Une page de l'histoire de l'Allemagne se tourne en cette fin d'année 2021. La chancelière Angela Merkel fait sa tournée d'adieu en Europe après 16 ans passés à la tête du pays. Pour l'occasion, Emmanuel Macron l'a invitée avec son mari à dîner ce mercredi au clos de Vougeot, en Bourgogne. Le président français lui remettra en outre les insignes de la grand-croix de la Légion d'honneur. Alors que le couple franco-allemand bat de l'aile, Catherine Nay estime sur Europe 1 que la chancelière n'aurait pas pu connaître une telle longévité en France.

"Son éloquence ennuyeuse, monocorde, ne passerait pas chez nous"

"Quatre présidents français : Jacques Chirac, Nicolas Sarkozy, François Hollande, Emmanuel Macron. Sur la scène européenne et internationale, Angela Merkel était un repère identifiable avec son look immuable. Pantalon noir et vestes dont elle variait la couleur, un collier changé tous les jours et son sourire en demi-lune. Les Allemands l'appelaient "Mutti" (maman), elle s'en va au zénith de sa popularité et il y aura sûrement un inventaire !

Aurait-elle pu avoir cette longévité chez nous ? Non, mais elle correspondait à la psyché des Allemands. Un électeur sur deux a plus de 60 ans. Ils détestent les ruptures brutales, être bousculés.
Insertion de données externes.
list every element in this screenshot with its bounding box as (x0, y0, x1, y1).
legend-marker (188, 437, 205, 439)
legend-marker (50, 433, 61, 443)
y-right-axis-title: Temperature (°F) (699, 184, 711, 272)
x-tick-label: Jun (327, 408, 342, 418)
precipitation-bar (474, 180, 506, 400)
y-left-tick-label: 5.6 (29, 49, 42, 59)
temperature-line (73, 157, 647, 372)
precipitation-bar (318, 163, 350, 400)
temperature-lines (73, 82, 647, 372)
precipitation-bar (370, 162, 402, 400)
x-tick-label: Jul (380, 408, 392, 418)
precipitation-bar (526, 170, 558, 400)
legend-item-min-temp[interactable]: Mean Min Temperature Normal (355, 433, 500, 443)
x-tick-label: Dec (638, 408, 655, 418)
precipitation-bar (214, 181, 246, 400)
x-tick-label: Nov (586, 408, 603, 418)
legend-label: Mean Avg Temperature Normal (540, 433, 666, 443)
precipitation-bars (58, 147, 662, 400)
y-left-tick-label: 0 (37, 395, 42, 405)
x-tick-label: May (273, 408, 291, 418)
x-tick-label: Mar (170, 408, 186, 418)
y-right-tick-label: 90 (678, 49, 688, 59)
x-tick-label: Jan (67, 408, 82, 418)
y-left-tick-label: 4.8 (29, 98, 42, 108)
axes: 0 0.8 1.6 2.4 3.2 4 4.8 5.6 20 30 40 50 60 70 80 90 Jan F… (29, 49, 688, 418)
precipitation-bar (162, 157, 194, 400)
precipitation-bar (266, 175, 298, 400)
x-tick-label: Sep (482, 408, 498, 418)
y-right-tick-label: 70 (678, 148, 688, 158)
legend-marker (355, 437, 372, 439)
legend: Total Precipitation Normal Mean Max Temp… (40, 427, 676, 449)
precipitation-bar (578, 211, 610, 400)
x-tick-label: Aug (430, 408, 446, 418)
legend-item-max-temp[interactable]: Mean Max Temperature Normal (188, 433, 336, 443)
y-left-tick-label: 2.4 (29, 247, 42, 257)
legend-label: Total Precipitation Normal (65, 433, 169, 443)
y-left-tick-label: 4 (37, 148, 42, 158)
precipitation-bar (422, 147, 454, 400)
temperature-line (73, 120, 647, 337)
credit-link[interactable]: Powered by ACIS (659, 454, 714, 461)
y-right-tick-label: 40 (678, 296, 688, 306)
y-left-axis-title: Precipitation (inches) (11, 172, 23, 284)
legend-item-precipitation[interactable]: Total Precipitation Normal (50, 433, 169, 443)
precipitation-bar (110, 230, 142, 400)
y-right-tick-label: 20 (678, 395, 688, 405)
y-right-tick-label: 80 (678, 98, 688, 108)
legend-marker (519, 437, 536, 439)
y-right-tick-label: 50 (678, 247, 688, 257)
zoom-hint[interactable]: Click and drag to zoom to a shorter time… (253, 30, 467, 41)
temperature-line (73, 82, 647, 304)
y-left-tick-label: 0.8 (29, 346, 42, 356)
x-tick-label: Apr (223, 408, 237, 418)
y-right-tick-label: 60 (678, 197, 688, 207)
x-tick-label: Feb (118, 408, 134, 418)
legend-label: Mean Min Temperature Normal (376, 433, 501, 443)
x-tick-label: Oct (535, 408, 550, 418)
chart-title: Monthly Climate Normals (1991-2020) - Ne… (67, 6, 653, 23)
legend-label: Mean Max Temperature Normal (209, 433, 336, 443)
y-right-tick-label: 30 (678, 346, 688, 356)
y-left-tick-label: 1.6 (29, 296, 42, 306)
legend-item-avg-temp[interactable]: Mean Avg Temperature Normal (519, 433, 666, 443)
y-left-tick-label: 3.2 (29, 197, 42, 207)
Ils en ont soupé pour toujours des leaders autoritaires et de leurs furies verbales. Sa marque à elle, c'était la lenteur, la prudence, servies par une éloquence ennuyeuse, monocorde qui ne passerait pas chez nous."

Préservée par le système électoral allemand

L'autre différence par rapport au chef de l'État en France est que la chancelière n'est pas élue au suffrage universel direct. "Elle est l'émanation du Bundestag, le parlement allemand. Patronne du CDU (parti chrétien-démocrate), il lui fallait une majorité absolue. Durant ses quatre mandats, elle a gouverné avec des coalitions différentes. Avoir des partenaires, avec lesquels il fallait un contrat, une feuille de route, cela pouvait prendre du temps, mais la chancelière savait où elle allait.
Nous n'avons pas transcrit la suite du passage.